Je me place face au miroir et tente d'améliorer l'état de mes cheveux. "Tu fais quoi ?", "j'essaie d'être regardable. Je n'ai pas envie de te faire peur", "allume moi cette caméra", il m'intime d'une voix autoritaire. Je glisse quelques mèches de cheveux à l'arrière de mon oreille et reprends mon portable en main. J'active la caméra les doigts tremblant. Je suis nerveuse pour si peu, c'est affolant. Lorsque mon visage apparaît en petit sur le bas de mon écran, mon sourire est un peu trop similaire à une grimace.

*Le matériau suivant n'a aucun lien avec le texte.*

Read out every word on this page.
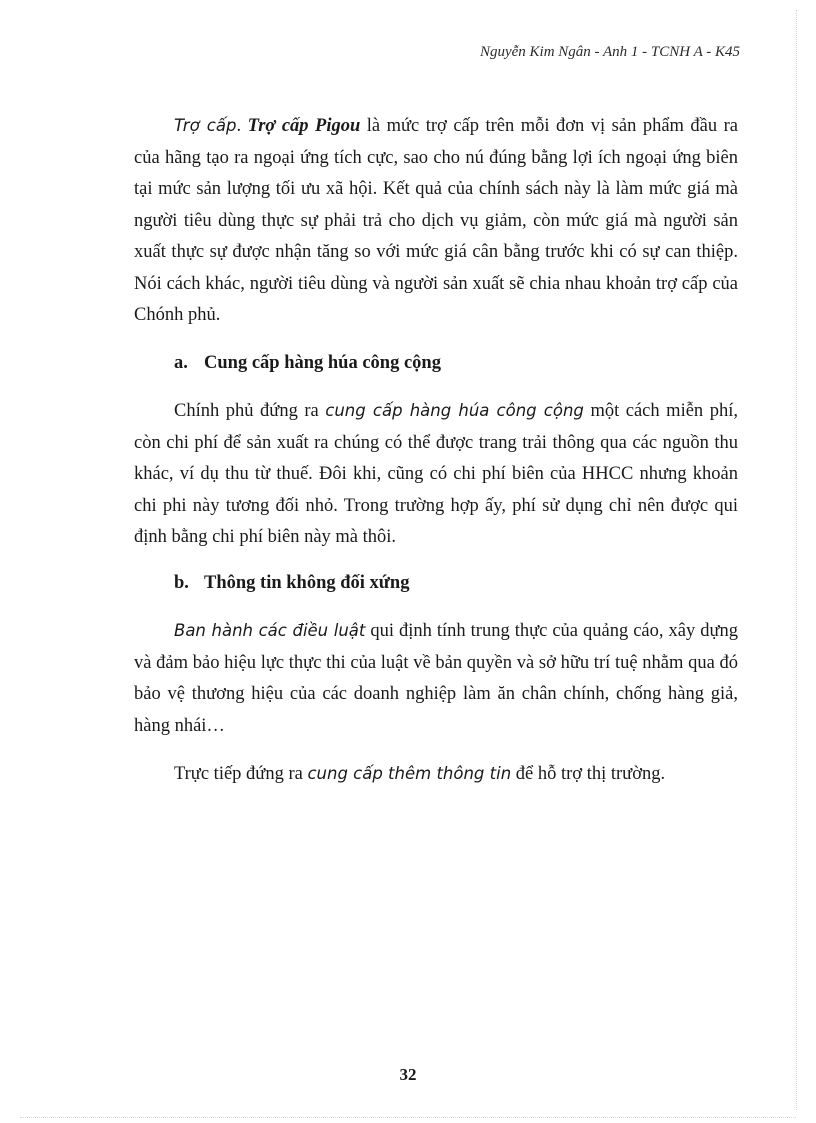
Nguyễn Kim Ngân - Anh 1 - TCNH A - K45

Trợ cấp. Trợ cấp Pigou là mức trợ cấp trên mỗi đơn vị sản phẩm đầu ra của hãng tạo ra ngoại ứng tích cực, sao cho nú đúng bằng lợi ích ngoại ứng biên tại mức sản lượng tối ưu xã hội. Kết quả của chính sách này là làm mức giá mà người tiêu dùng thực sự phải trả cho dịch vụ giảm, còn mức giá mà người sản xuất thực sự được nhận tăng so với mức giá cân bằng trước khi có sự can thiệp. Nói cách khác, người tiêu dùng và người sản xuất sẽ chia nhau khoản trợ cấp của Chónh phủ.

a. Cung cấp hàng húa công cộng

Chính phủ đứng ra cung cấp hàng húa công cộng một cách miễn phí, còn chi phí để sản xuất ra chúng có thể được trang trải thông qua các nguồn thu khác, ví dụ thu từ thuế. Đôi khi, cũng có chi phí biên của HHCC nhưng khoản chi phi này tương đối nhỏ. Trong trường hợp ấy, phí sử dụng chỉ nên được qui định bằng chi phí biên này mà thôi.

b. Thông tin không đối xứng

Ban hành các điều luật qui định tính trung thực của quảng cáo, xây dựng và đảm bảo hiệu lực thực thi của luật về bản quyền và sở hữu trí tuệ nhằm qua đó bảo vệ thương hiệu của các doanh nghiệp làm ăn chân chính, chống hàng giả, hàng nhái…

Trực tiếp đứng ra cung cấp thêm thông tin để hỗ trợ thị trường.

32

Je vois Anderson s'approcher suspicieusement de l'écran, "qu'est-ce tu fais ??", "rien rien, je règle un truc sur mon téléphone, ça beug, je ne te vois pas." Son petit sourire malicieux en dit long sur ses intentions. Je pose mon doigt sur l'objectif, bloquant sa vue et attend qu'il proteste. "Enlève ton doigt", "ok bah arrête de me lorgner comme ça. On se serait fixé en jouant au roi du silence si j'étais apprêtée, mais c'est pas mon jour. Écarte ton téléphone de ton visage." Il obéit sans un mot, alors je retire mon doigt. Il m'observe toujours d'une façon si particulière, je ne sais quoi en penser. Ses sourcils sont à peine froncés, et son regard dur me cloue le bec. Je ne suis plus aussi ardente et courageuse qu'auparavant, et je suis aussi amoureuse, profondément amoureuse. D'où cette perte d'audace et de consistance. Savoir que je plais à Anderson empire la situation. Une seule chose me rassure : Alan a lui aussi perdu une partie de sa ferveur, comme moi.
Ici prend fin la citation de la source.